With “as if”, the compiler implementors can do their best job at making tradeoffs, provided they retain the safer semantics.

What’s the Cost?

Immutable types provide gains, at a cost. 

One cost is compiler complexity. For example, copy-on-write is a lot harder to manage than C’s “base + size * index” addressing. 

Another cost is performance: even if we find ways to mitigate costs in some cases, there may be data types for which we can’t find a solution as performant as the unsafe mutable version.

Consider the queue algorithm I described: it has an amortized (average) cost of O(1) to add or remove items. But an array version can be O(1) for each add or remove. In real-time programs, we might not be willing to tolerate the pause that the two-stack queue causes. 

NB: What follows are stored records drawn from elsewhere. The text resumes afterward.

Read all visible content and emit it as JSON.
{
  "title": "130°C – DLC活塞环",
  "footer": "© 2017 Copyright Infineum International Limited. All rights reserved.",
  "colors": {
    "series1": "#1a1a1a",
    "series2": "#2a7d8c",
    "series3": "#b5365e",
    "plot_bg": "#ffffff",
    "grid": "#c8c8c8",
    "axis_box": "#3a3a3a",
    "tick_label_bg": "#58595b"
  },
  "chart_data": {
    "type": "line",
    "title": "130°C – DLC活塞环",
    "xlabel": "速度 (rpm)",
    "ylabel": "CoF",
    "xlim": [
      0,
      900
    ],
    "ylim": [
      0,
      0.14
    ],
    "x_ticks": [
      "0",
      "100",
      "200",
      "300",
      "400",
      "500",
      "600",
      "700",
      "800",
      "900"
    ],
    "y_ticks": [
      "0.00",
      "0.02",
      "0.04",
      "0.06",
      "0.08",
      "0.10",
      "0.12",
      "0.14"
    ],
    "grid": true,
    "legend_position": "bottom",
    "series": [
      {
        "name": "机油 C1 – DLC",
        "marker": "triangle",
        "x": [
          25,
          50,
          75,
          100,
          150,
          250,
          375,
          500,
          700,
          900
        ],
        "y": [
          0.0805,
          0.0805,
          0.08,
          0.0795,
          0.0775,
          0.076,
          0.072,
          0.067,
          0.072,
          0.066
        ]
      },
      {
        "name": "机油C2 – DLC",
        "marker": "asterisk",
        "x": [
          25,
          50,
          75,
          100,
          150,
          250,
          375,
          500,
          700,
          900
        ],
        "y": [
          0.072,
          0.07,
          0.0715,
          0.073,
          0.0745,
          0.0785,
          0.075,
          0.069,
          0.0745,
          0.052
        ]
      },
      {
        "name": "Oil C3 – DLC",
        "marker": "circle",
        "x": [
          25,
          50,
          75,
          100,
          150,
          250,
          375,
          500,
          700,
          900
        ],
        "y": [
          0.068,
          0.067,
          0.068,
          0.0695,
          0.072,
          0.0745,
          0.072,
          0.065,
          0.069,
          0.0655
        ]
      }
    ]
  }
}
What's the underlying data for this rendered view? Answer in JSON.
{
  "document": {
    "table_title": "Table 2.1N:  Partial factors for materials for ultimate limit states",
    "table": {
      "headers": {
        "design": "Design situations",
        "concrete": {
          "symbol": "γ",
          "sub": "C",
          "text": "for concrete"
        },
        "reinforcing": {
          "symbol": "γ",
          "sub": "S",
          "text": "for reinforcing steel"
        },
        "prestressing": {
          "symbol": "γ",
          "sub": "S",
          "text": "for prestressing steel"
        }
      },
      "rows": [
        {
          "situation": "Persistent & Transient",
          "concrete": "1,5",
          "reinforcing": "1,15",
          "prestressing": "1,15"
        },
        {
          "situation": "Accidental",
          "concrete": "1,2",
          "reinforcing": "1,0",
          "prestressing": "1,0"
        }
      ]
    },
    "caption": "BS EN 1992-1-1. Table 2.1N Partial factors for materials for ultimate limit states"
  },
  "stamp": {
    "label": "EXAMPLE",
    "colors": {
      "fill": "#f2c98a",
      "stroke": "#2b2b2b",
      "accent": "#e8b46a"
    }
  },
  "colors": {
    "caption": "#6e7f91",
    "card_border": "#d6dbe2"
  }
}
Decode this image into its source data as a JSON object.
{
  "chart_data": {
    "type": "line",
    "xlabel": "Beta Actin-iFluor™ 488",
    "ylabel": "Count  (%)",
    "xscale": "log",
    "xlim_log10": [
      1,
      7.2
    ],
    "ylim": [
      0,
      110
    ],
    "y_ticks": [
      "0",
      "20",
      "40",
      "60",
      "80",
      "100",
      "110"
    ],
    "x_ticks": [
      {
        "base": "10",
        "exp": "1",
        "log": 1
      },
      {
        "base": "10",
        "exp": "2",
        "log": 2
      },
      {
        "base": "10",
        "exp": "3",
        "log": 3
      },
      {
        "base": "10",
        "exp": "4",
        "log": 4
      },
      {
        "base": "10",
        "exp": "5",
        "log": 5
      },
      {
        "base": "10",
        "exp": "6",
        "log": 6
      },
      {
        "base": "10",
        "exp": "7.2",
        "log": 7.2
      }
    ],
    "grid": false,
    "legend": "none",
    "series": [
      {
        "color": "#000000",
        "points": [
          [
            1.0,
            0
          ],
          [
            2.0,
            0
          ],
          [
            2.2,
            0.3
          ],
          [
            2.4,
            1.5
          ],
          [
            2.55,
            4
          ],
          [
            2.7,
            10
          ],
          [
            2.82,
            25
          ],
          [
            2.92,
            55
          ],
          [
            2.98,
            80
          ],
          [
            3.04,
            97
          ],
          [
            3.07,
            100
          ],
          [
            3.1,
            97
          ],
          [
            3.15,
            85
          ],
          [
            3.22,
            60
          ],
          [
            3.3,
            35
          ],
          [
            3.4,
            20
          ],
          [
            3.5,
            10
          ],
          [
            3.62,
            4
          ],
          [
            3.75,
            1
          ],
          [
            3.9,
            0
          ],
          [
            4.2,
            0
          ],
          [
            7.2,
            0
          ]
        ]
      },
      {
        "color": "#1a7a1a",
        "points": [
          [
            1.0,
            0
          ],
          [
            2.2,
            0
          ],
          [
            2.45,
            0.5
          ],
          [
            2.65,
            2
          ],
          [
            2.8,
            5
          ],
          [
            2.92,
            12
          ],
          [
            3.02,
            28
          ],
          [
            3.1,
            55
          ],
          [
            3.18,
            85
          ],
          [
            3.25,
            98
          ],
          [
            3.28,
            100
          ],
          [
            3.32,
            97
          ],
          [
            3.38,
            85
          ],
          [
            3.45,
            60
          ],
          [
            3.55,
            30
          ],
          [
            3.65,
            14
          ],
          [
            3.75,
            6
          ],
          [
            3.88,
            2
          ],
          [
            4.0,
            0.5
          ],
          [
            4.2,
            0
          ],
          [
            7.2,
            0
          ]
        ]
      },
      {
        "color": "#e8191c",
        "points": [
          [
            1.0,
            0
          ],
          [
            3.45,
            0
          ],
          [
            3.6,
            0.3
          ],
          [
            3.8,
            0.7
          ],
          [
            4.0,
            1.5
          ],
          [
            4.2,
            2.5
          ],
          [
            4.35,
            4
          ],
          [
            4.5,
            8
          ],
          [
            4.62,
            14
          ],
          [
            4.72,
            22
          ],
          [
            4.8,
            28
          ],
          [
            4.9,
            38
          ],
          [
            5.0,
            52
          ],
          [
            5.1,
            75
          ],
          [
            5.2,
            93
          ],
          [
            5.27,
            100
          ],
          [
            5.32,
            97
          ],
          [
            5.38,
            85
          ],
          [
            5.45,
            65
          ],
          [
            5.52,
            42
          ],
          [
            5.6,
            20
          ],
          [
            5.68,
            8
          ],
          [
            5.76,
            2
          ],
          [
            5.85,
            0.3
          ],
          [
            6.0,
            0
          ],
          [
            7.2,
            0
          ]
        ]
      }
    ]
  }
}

Garbage collectors went through this cycle as well. “Stop the world” garbage collectors found early use, while good real-time collectors took years to develop.

The research community is trying to overcome these overheads. The best explanation I’ve seen is Okasaki’s book (see References), but that’s 20+ years old. 

Conclusion

Immutable objects make programs easier to reason about, and make certain types of bugs impossible. 

A straightforward  implementation can use objects that refer to earlier versions of a structure, but it may not perform as well as we like. More complicated approaches are… more complicated.

In some cases, we may not know how to make an immutable object as performant as a mutable one. Then we have to balance safety vs. performance. 

References

Immutable object“, at Wikipedia. Retrieved 2021-12-07.

Purely Functional Data Structures, by Chris Okasaki. 1999. (I read this a while ago; I think more would have “stuck” if I’d implemented instead of just reading:)

Queues from Stacks: Functional Data Types“, Bill Wake. Retrieved 2021-12-07.